Seafood: Shrimp with Garlic

By

Dining In Alison Roman

  • 4

Ingredients

  • 1/2 cup (1 stick) unsalted butter
  • 2 Tbs. olive oil
  • 8 garlic cloves, thinly sliced
  • Kosher salt and freshly ground black pepper
  • 1 Tbs. tomato paste
  • 4 chiles de arbol, crushed or 1 tsp crushed red pepper flakes
  • 1 1/2 pounds medium head-on shrimps (1/4 pound less if headless)
  • 1 cup chopped fresh parsley or basil
  • 1 lemon, halved
  • Toast for serving

Preparation

Step 1

Heat butter and oil in large skillet over medium-high heat.

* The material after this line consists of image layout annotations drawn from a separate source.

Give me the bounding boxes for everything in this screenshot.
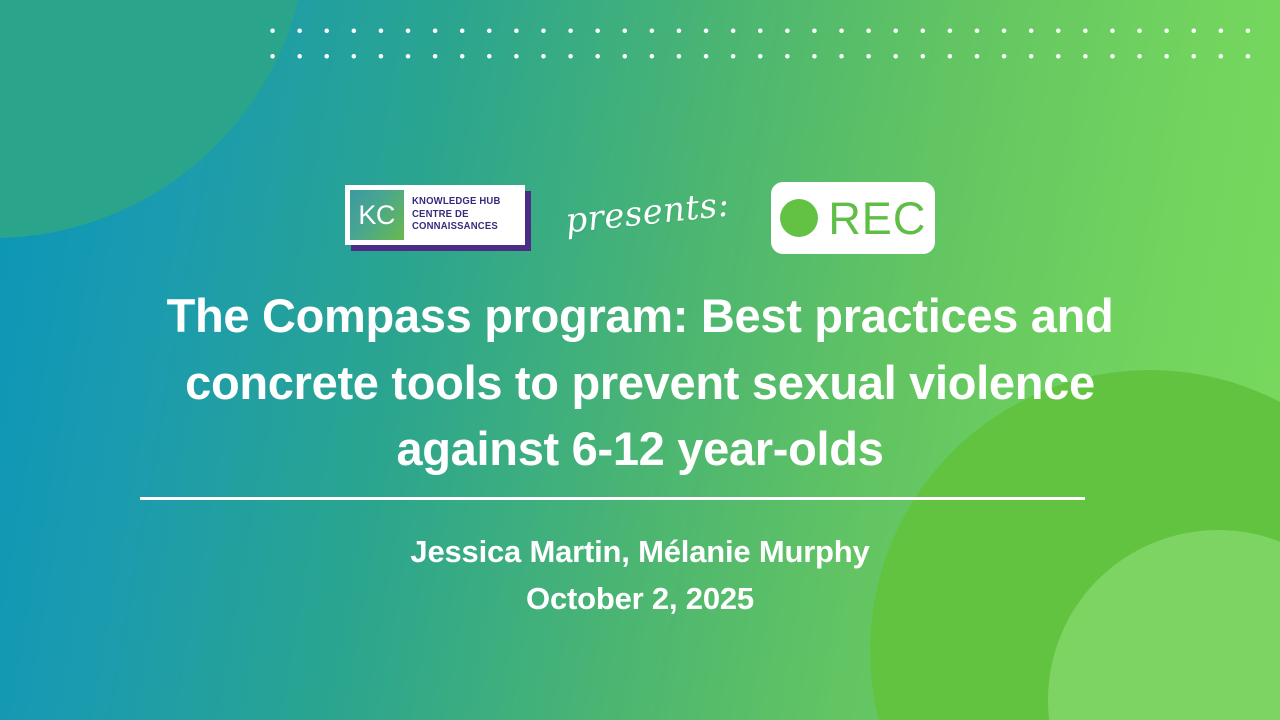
presentation-date: October 2, 2025 — [0, 575, 1280, 622]
knowledge-hub-wordmark: KNOWLEDGE HUB CENTRE DE CONNAISSANCES — [412, 196, 500, 234]
knowledge-hub-line-3: CONNAISSANCES — [412, 221, 500, 234]
title-line-3: against 6-12 year-olds — [100, 416, 1180, 483]
rec-logo: REC — [771, 182, 935, 254]
title-slide: KC KNOWLEDGE HUB CENTRE DE CONNAISSANCES… — [0, 0, 1280, 720]
kc-badge-label: KC — [358, 202, 395, 229]
knowledge-hub-logo: KC KNOWLEDGE HUB CENTRE DE CONNAISSANCES — [345, 185, 531, 251]
rec-logo-label: REC — [828, 196, 926, 241]
kc-badge: KC — [350, 190, 404, 240]
title-line-2: concrete tools to prevent sexual violenc… — [100, 350, 1180, 417]
logo-row: KC KNOWLEDGE HUB CENTRE DE CONNAISSANCES… — [0, 178, 1280, 258]
divider — [140, 497, 1085, 500]
presenter-block: Jessica Martin, Mélanie Murphy October 2… — [0, 528, 1280, 622]
presents-label: presents: — [563, 185, 731, 242]
knowledge-hub-line-1: KNOWLEDGE HUB — [412, 196, 500, 209]
decorative-dot-grid — [259, 18, 1259, 74]
knowledge-hub-line-2: CENTRE DE — [412, 209, 500, 222]
title-line-1: The Compass program: Best practices and — [100, 283, 1180, 350]
record-dot-icon — [780, 199, 818, 237]
page-title: The Compass program: Best practices and … — [100, 283, 1180, 483]
knowledge-hub-logo-card: KC KNOWLEDGE HUB CENTRE DE CONNAISSANCES — [345, 185, 525, 245]
speaker-names: Jessica Martin, Mélanie Murphy — [0, 528, 1280, 575]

Once butter starts to melt, add garlic and season with salt and pepper. Cook until it starts to sizzle and soften about 3 minutes. Add tomato paste and chiles, stirring until tomato paste begins to caramelize, about 2 minutes. Add shrimp and 2 tbs water, and season with salt and pepper, tossing to coat them in butter and garlic mixture. Cook until they're bright pink and just cooked through, about 5 minutes (less if smaller or headless)

Remove from heat, add herbs, squeeze lemon over everything.